Causes of Traumatic Brain injury
Traumatic brain injury can be caused by injury to head. Events that may cause traumatic brain injury include:
Explosive blasts or combat injuries. These are common causes for TBI during active duty in the military. The pressures of the waves through the brain disrupt the brain function. It may also result from severe blows to the head with debris, penetrating wounds, and bodily collisions with objects through a blast. Vehicle related collisions or motorcycles are also a cause of TBI. Falls such as slipping in the bath, falling out of bed or down steps are common causes for traumatic brain injury.

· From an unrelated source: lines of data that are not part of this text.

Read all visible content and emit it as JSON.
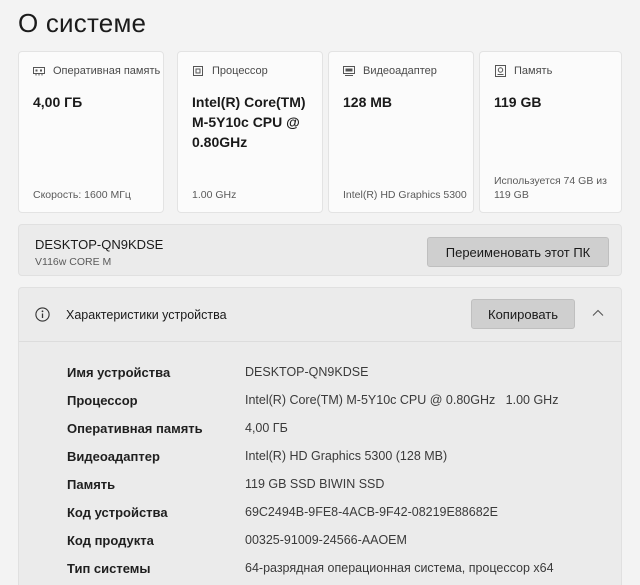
{
  "page": {
    "title": "О системе"
  },
  "cards": [
    {
      "icon": "ram-icon",
      "label": "Оперативная память",
      "value": "4,00 ГБ",
      "foot": "Скорость: 1600 МГц"
    },
    {
      "icon": "processor-icon",
      "label": "Процессор",
      "value": "Intel(R) Core(TM) M-5Y10c CPU @ 0.80GHz",
      "foot": "1.00 GHz"
    },
    {
      "icon": "display-adapter-icon",
      "label": "Видеоадаптер",
      "value": "128 MB",
      "foot": "Intel(R) HD Graphics 5300"
    },
    {
      "icon": "storage-icon",
      "label": "Память",
      "value": "119 GB",
      "foot": "Используется 74 GB из 119 GB"
    }
  ],
  "device": {
    "name": "DESKTOP-QN9KDSE",
    "model": "V116w CORE M",
    "rename_label": "Переименовать этот ПК"
  },
  "specs": {
    "title": "Характеристики устройства",
    "copy_label": "Копировать",
    "rows": [
      {
        "label": "Имя устройства",
        "value": "DESKTOP-QN9KDSE"
      },
      {
        "label": "Процессор",
        "value": "Intel(R) Core(TM) M-5Y10c CPU @ 0.80GHz   1.00 GHz"
      },
      {
        "label": "Оперативная память",
        "value": "4,00 ГБ"
      },
      {
        "label": "Видеоадаптер",
        "value": "Intel(R) HD Graphics 5300 (128 MB)"
      },
      {
        "label": "Память",
        "value": "119 GB SSD BIWIN SSD"
      },
      {
        "label": "Код устройства",
        "value": "69C2494B-9FE8-4ACB-9F42-08219E88682E"
      },
      {
        "label": "Код продукта",
        "value": "00325-91009-24566-AAOEM"
      },
      {
        "label": "Тип системы",
        "value": "64-разрядная операционная система, процессор x64"
      }
    ]
  }
}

Causes of posttraumatic stress disorder
One can develop PTSD when experiencing an event that causes horror, intense fear or helplessness. Such events may include experiencing or witnessing a severe accident, receiving a life-threatening medical diagnosis, physical injury, being a victim of torture or kidnapping, exposure to a natural disaster or to war combat, being a victim of rape, robbery, mugging or assault, sexual, enduring physical or emotional abuse.
Inherited mental health risks such as an increased risk of anxiety and depression, inherited aspects of personality like temperaments or the way one’s brain regulates chemicals and hormones your body releases in response to stress may also cause posttraumatic stress disorder.
War or combats are also leading causes of PTSD. This is because the experience during war leaves a long lasting effect on those present during the war. Many soldiers after the war still find themselves hearing the sounds of war or even associating smells with certain things during the war. Many, who actively participate in wars, like soldiers, contact posttraumatic stress afterwards.
Posttraumatic stress disorder can affect anyone at any age. Millions of Americans contact PTSD every year. The National Co-morbidity Survey Replication estimated prevalence of PTSD at 6.8% among adult Americans. Plenty of war veterans have contracted posttraumatic stress disorder. This is mainly because the war places them in a context where daily activities are risk factors for depression and may lead to symptoms related to posttraumatic stress disorder. Women also tend to get posttraumatic stress disorder more often compared to men. This is because men can cope better with stress and have better ways of suppressing their feelings than women (Kimerling, 2002). Women also deal with many situations, which may ultimately lead to depression or immense stress. Children who have parents who suffer from PTSD are also at risk of experiencing posttraumatic stress disorder. Prevalence of PTSD cannot be analyzed according to race. Every race that faces a lot of traumatic experiences is at a risk of PTSD. Each year in the United States, 2 million people suffer TBI. Between 70,000 and 90,000 of these are left with irreversible impairments. Males between the ages of 15 and 34 are most likely to suffer traumatic brain injury. Many suffer TBI from sporting events or motor vehicle accidents. People over the age of 75 also comprise a large number of patients with TBI, mostly as a result of falls. TBI is a leading cause of disability among children and young adults who are in their most active years. Many veterans of war suffer traumatic brain injury during the war caused by blasts and gunshots.
Posttraumatic stress disorder and traumatic brain injury are, therefore, two main disorders that are affecting the majority of population and should be given extra attention so that intervention and treatment administered can be done early enough.